Alla collezione di illegalità non potevano mancare gli abusi ai danni delle donne. Nelle pieghe dell’inchiesta è denunciato un caso di violenza sessuale, una lucciola presa sulla strada e portata in caserma. Ma quante altre hanno preferito stare zitte? Giubilaro non è voluto entrare nello specifico dei reati, limitandosi a spiegare che si tratta di «varie e molteplici cose», e osservando che ciò che colpisce «oltre alla gravità dei fatti è la loro diffusività e normalità, con condotte irregolari verso chi era sottoposto a controlli, persone sia italiane che straniere, e anche strumentalizzazioni a fini privati». Leggi, probabilmente, alcune modiche quantità di stupefacenti che dovevano essere sequestrate e che invece sparivano.

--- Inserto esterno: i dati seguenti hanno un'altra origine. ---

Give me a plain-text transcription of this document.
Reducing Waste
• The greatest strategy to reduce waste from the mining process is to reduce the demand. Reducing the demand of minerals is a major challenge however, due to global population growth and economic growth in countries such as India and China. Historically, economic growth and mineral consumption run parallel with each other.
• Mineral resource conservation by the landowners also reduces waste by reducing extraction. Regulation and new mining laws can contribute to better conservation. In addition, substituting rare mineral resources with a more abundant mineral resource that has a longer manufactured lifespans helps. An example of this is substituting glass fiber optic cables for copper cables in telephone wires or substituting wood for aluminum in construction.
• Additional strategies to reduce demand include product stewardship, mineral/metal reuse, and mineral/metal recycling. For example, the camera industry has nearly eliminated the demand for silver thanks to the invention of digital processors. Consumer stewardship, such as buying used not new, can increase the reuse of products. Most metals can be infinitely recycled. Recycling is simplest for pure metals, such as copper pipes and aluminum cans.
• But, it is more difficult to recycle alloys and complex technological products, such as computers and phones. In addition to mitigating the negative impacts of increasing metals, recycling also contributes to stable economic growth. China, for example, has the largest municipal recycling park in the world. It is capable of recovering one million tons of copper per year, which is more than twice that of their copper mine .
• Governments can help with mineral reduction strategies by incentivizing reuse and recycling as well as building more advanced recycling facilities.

Il lavoro dei magistrati e degli investigatori in questi mesi ha riguardato anche molte persone che erano state fermate e portate in caserma negli ultimi anni. Ed è venuto fuori che i maltrattamenti c’erano ma che per paura le vittime non avevano denunciato i soprusi subiti.
«Erano metodici, sistematici» ha sottolineato ancora Aldo Giubilaro.
La nota ufficiale della procura di Massa Carrara motiva gli arresti «non essendo consentito in uno stato di diritto quale il nostro che la sola appartenenza a una categoria sociale oppure a un corpo, ancorché meritevole e glorioso come l’Arma dei carabinieri, renda immuni da ogni responsabilità, autorizzi persino la commissione di reati, e metta al riparo dal subire indagini».
Al tempo stesso i magistrati apprezzano «che le misure abbiano colpito un numero ristretto di militari, a dimostrazione dell’impegno, della correttezza, del senso delle istituzioni e dello spirito di sacrificio che normalmente pongono nell’adempimento dei loro molteplici e delicati compiti i militari dell’Arma dei carabinieri della provincia di Massa Carrara». Per certo comunque i documenti della pubblica accusa raccontato di una Lunigiana come di un territorio dove i primi a infrangere il codice penale erano quelli che avrebbero dovuto farlo rispettare.